Meski amat jarang melihat selain berandaku sendiri, aku kerap memperhatikan akun seorang teman di Facebook yang hanya memiliki satu teman mutual. Tulisan-tulisannya tentang perjuangannya melawan kanker yang menggerogoti tubuhnya selalu menyayat hati. Meski diungkap dengan diksi yang tegar, setiap kata bernuansa cinta kepada putri semata wayangnya yang masih kecil. Aku selalu meninggalkan komentar berisi doa kesembuhan.
Hari ini, saat duduk sendirian, namanya tiba-tiba terlintas. Penasaran, kubuka akunnya. Sejak 17 Maret, tidak ada pembaruan tentang progres operasi atau kemo yang dijalaninya selain ucapan selamat ulang tahun selkitar 2 bulan lalu dan sebuah status dari temannya: "Selamat Jalan! Kau kini bebas dari rasa sakit." Dadaku sesak.
Aku masih ingat kata-katanya di balik layar yang retak oleh rasa sakit: "Tuhan menulis cerita dengan tinta yang kadang tak bisa kita baca, tapi selama ada nafas, aku akan berjuang melihat putriku tersenyum. "Kini, layar itu gelap. Akunnya diam, sepi, terhenti di tanggal 17 Maret—sebuah tanggal yang dulu hanya angka biasa, kini menjadi nisan digital yang membeku.
Dia menulis tentang rasa perih kemo yang membakar urat nadi, tentang malam-malam panjang penuh perjuangan di kamar rumah sakit yang dingin, tentang IV drip (infus kontinu) yang menggantikan detak jam. Tapi selalu, selalu ada foto putrinya di setiap postingan: bocah kecil dengan pita merah di rambut, tersenyum polos. "Inilah alasan aku bertahan,” katanya. Dan kami, yang membaca, percaya dia akan terus bertahan.
Tapi jelang pukul 2 dini hari pagi, baris komentar di akunnya berubah menjadi altar kelabu, beranda yang sepi. “Selamat jalan, sahabat. Kau akhirnya tenang.” Kalimat itu terasa seperti pisau yang menyayat sisa harapan. Aku membayangkan putrinya yang masih kecil itu, mungkin belum paham mengapa ibu tak lagi mendekapnya.

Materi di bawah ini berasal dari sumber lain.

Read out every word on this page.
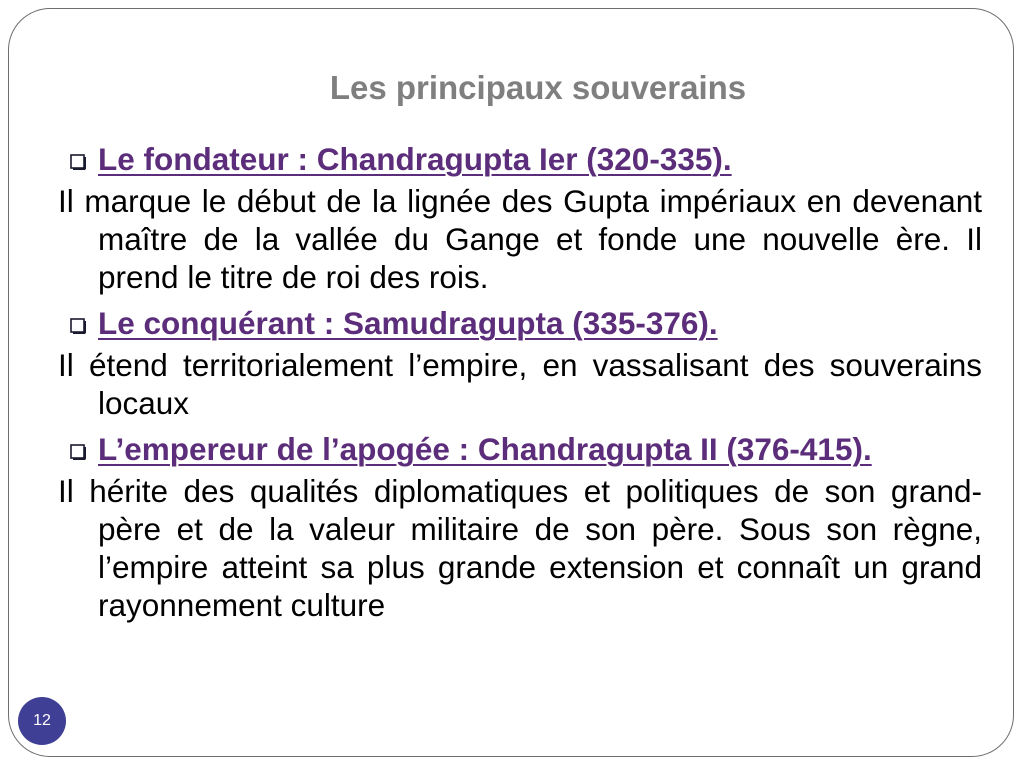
Les principaux souverains

Le fondateur : Chandragupta Ier (320-335).

Il marque le début de la lignée des Gupta impériaux en devenant maître de la vallée du Gange et fonde une nouvelle ère. Il prend le titre de roi des rois.

Le conquérant : Samudragupta (335-376).

Il étend territorialement l’empire, en vassalisant des souverains locaux

L’empereur de l’apogée : Chandragupta II (376-415).

Il hérite des qualités diplomatiques et politiques de son grand-père et de la valeur militaire de son père. Sous son règne, l’empire atteint sa plus grande extension et connaît un grand rayonnement culture

12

Di sudut layar, foto terakhirnya masih terpampang: dia duduk di kursi roda, mata cekung tapi bersinar, memeluk erat putrinya yang tertawa tak peduli dunia sedang runtuh. "Kanker boleh ambil rambutku, tapi tak akan ambil tawa kami,” tulisnya. Kami semua mengira itu adalah prolog perjuangan, bukan epilog.

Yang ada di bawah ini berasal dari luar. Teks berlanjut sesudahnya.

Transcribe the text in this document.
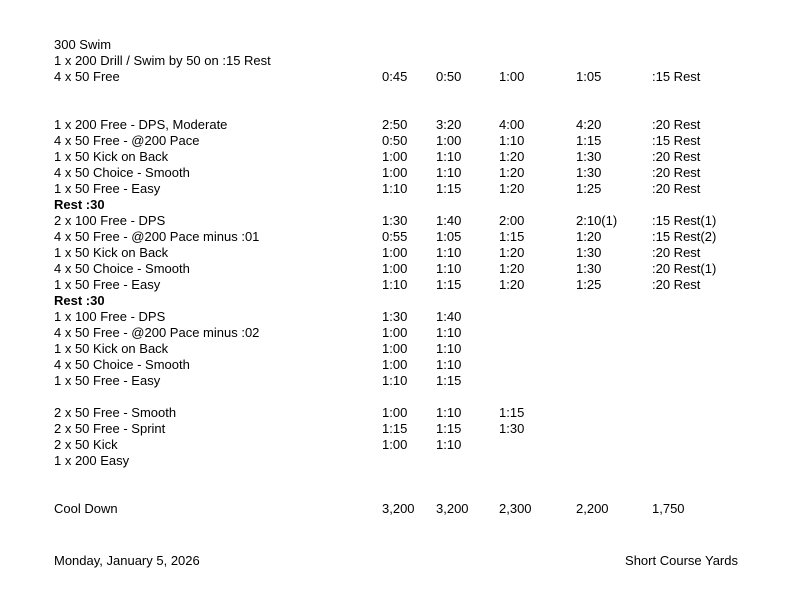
300 Swim
1 x 200 Drill / Swim by 50 on :15 Rest
4 x 50 Free	0:45 0:50	1:00	1:05	:15 Rest
1 x 200 Free - DPS, Moderate	2:50 3:20	4:00	4:20	:20 Rest
4 x 50 Free - @200 Pace	0:50 1:00	1:10	1:15	:15 Rest
1 x 50 Kick on Back	1:00 1:10	1:20	1:30	:20 Rest
4 x 50 Choice - Smooth	1:00 1:10	1:20	1:30	:20 Rest
1 x 50 Free - Easy	1:10 1:15	1:20	1:25	:20 Rest
Rest :30
2 x 100 Free - DPS	1:30 1:40	2:00	2:10(1)	:15 Rest(1)
4 x 50 Free - @200 Pace minus :01	0:55 1:05	1:15	1:20	:15 Rest(2)
1 x 50 Kick on Back	1:00 1:10	1:20	1:30	:20 Rest
4 x 50 Choice - Smooth	1:00 1:10	1:20	1:30	:20 Rest(1)
1 x 50 Free - Easy	1:10 1:15	1:20	1:25	:20 Rest
Rest :30
1 x 100 Free - DPS	1:30 1:40
4 x 50 Free - @200 Pace minus :02	1:00 1:10
1 x 50 Kick on Back	1:00 1:10
4 x 50 Choice - Smooth	1:00 1:10
1 x 50 Free - Easy	1:10 1:15
2 x 50 Free - Smooth	1:00 1:10	1:15
2 x 50 Free - Sprint	1:15 1:15	1:30
2 x 50 Kick	1:00 1:10
1 x 200 Easy
Cool Down	3,200 3,200 2,300	2,200	1,750
Monday, January 5, 2026	Short Course Yards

Kausalitas memang tak berperasaan: merenggut ibu dari anak yang masih perlu belajar mengikat sepatu, merenggut istri dari suami yang berjanji sampai ujung usia merenggut nyawa yang pantang menyerah hanya karena sel-sel ganas memutus pita DNA. Tapi di tengah kekejaman itu, dia tetap menorehkan cahaya. Seperti bianglala yang muncul sesaat setelah hujan deras, dia mengajarkan arti ketegaran yang tak berbunga-bunga, yang polos, yang jujur.

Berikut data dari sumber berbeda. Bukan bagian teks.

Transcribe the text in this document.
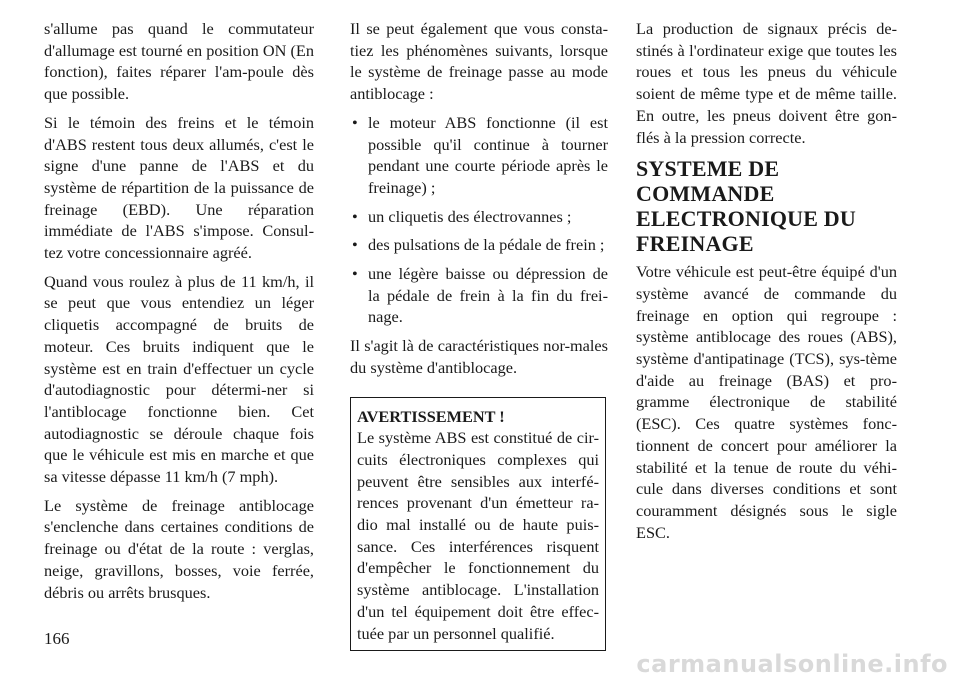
s'allume pas quand le commutateur d'allumage est tourné en position ON (En fonction), faites réparer l'am-poule dès que possible.

Si le témoin des freins et le témoin d'ABS restent tous deux allumés, c'est le signe d'une panne de l'ABS et du système de répartition de la puissance de freinage (EBD). Une réparation immédiate de l'ABS s'impose. Consul-tez votre concessionnaire agréé.

Quand vous roulez à plus de 11 km/h, il se peut que vous entendiez un léger cliquetis accompagné de bruits de moteur. Ces bruits indiquent que le système est en train d'effectuer un cycle d'autodiagnostic pour détermi-ner si l'antiblocage fonctionne bien. Cet autodiagnostic se déroule chaque fois que le véhicule est mis en marche et que sa vitesse dépasse 11 km/h (7 mph).

Le système de freinage antiblocage s'enclenche dans certaines conditions de freinage ou d'état de la route : verglas, neige, gravillons, bosses, voie ferrée, débris ou arrêts brusques.

Il se peut également que vous consta-tiez les phénomènes suivants, lorsque le système de freinage passe au mode antiblocage :

• le moteur ABS fonctionne (il est possible qu'il continue à tourner pendant une courte période après le freinage) ;
• un cliquetis des électrovannes ;
• des pulsations de la pédale de frein ;
• une légère baisse ou dépression de la pédale de frein à la fin du frei-nage.

Il s'agit là de caractéristiques nor-males du système d'antiblocage.

AVERTISSEMENT !

Le système ABS est constitué de cir-cuits électroniques complexes qui peuvent être sensibles aux interfé-rences provenant d'un émetteur ra-dio mal installé ou de haute puis-sance. Ces interférences risquent d'empêcher le fonctionnement du système antiblocage. L'installation d'un tel équipement doit être effec-tuée par un personnel qualifié.

La production de signaux précis de-stinés à l'ordinateur exige que toutes les roues et tous les pneus du véhicule soient de même type et de même taille. En outre, les pneus doivent être gon-flés à la pression correcte.

SYSTEME DE COMMANDE ELECTRONIQUE DU FREINAGE

Votre véhicule est peut-être équipé d'un système avancé de commande du freinage en option qui regroupe : système antiblocage des roues (ABS), système d'antipatinage (TCS), sys-tème d'aide au freinage (BAS) et pro-gramme électronique de stabilité (ESC). Ces quatre systèmes fonc-tionnent de concert pour améliorer la stabilité et la tenue de route du véhi-cule dans diverses conditions et sont couramment désignés sous le sigle ESC.

166
carmanualsonline.info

Kini, tak lagi mendengar derit infus atau detak monitor jantung. Tapi di sini, di dunia yang patah ini, ada sepasang mata kecil yang masih menunggu cerita sebelum tidur dan suami yang menggenggam cincin kawin dengan erat, dan kami yang mendoakannya.
Cahayanya takkan padam—ia akan hidup dalam tawa putrinya, dalam nafas suaminya, dan dalam setiap kata yang dia tinggalkan di layar usang ini.
Dia tak pergi tapi bertransendensi tanpa mengkhawatirkan putrinya yang akan selalu di bawah lindungan Penciptanya. Maafkan kami.
Banyak martir di medan juang senyap ini yang layak dihormati dan dikenang. Semoga Allah menerima mereka dengan ampunan dan kasihNya.